In many cases, these characteristics rendered an ILP unsuitable as a potential fund vehicle of choice, relative to partnerships which were available in other common EU and other fund domicile jurisdictions. As a result, this reform of the 1994 Investment Limited Partnership Act was necessary to rectify these issues.
What has changed?
The ILP Bill modernises the 1994 Investment Limited Partnership Act, by amending a number of the commercial impediments noted above. Key amendments which have been made include:
- Insertion of an enhanced ‘white list’ of safe harbour provisions which preserve the limited liability status of investors by permitting certain activities to be undertaken without the investor being deemed to be taking part in the management of the ILP. For example, investors are now permitted to serve on any board or committee (e.g. an investment committee) which is established in relation to the ILP.
- Removal of the requirement for all investors to approve amendments to the partnership agreement. Instead such amendments will require approval by a majority of investors (by reference to investor contributions).
- Clarification that limited partners who do not take any part in the conduct of the business of the partnership cannot be prosecuted for any offences committed in the management of the partnership.
- Removal of the requirement on a return of capital to any investor for the general partner to certify that the ILP is able to pay its debts in full as they fall due after the return of capital is completed
In addition to these amendments, the ILP Bill introduces a number of other measures to ensure there is alignment with more recent domestic and EU legislation, such as the Alternative Investment Fund Managers Directive (incl. depositary, valuation, record-keeping and capital withdrawal requirements), the 2014 Companies Act and the 2015 Irish Collective Asset-management Vehicles Act. These measures, which aim to ensure that ILPs represent a “best in class” regulated partnership vehicle, include:
- The ability to establish an ILP as an umbrella fund with multiple sub-funds, the assets and liabilities of which will be legally ringfenced. This provides sufficient flexibility to use separate sub-funds or “compartments” of the same ILP for different investments;
- The possibility for ILPs to be migrated into and out of Ireland by way of continuation, which provides scope to redomicile existing partnerships without significant implications;
- The introduction of beneficial ownership disclosure requirements in respect of 25%+ investors in the ILP, which ensures the transparency of the vehicle adheres to international best practice.

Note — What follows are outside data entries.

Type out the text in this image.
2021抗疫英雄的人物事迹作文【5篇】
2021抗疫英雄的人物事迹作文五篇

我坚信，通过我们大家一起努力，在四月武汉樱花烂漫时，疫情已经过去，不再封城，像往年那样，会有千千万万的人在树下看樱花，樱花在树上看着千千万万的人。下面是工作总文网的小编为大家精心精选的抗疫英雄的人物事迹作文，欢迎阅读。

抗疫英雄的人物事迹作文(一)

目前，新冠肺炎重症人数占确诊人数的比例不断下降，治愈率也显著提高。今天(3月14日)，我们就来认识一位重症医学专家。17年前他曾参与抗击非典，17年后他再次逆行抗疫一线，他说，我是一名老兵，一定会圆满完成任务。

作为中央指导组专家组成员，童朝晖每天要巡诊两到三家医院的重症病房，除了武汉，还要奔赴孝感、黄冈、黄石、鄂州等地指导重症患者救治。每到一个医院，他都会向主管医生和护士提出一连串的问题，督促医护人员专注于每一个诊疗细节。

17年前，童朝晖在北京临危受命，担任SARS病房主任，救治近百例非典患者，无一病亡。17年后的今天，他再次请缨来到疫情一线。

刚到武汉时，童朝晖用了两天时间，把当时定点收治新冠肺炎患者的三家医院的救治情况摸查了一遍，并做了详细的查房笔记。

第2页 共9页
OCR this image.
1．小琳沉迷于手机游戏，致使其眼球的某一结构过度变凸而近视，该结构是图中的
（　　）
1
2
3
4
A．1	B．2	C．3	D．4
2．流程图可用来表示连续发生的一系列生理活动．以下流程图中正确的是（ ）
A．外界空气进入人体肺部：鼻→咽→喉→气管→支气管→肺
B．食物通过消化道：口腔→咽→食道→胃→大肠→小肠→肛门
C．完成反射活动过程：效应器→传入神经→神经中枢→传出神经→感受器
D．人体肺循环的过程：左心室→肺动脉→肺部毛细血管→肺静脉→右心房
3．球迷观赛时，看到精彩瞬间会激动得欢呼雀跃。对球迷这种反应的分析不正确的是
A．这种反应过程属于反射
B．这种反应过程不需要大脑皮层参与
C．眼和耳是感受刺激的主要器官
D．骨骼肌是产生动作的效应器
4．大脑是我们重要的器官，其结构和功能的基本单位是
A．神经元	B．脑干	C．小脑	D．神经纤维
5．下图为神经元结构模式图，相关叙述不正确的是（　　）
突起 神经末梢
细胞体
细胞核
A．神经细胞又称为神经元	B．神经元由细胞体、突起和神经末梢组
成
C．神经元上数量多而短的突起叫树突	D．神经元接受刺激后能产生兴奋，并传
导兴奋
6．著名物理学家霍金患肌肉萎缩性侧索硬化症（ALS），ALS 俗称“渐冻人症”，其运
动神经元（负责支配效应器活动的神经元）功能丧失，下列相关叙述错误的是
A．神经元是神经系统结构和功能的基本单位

Where does the signing of the ILP Bill leave us?
The use of partnerships as fund vehicles has become increasingly popular in recent years, particularly in the private equity industry. The reason for this is that partnerships allow investors to collectively invest in underlying assets, whilst also ensuring that any income and gains from investment remain taxable at an investor level as if they had invested directly. Given the various commercial drawbacks which had previously existed with the ILP, Ireland was historically normally overlooked as a possible fund domicile for private equity or other asset classes (such as infrastructure or credit) requiring a partnership as a fund vehicle.
Following the signing into law of the ILP Bill, Ireland now has a partnership model which should be commercially viable for private equity and other asset classes that require a fund vehicle which is transparent for tax purposes (an ILP is transparent for Irish income tax and capital gains tax purposes under pre-existing law). The fact that an ILP is regulated and adheres to international best practice from a transparency perspective is likely to appeal to certain investor types such as European institutional and sovereign wealth funds. The ILP adds to Irelands existing range of fund options and it is hoped that the recent passing of this Bill will cement its position as a leading fund domicile.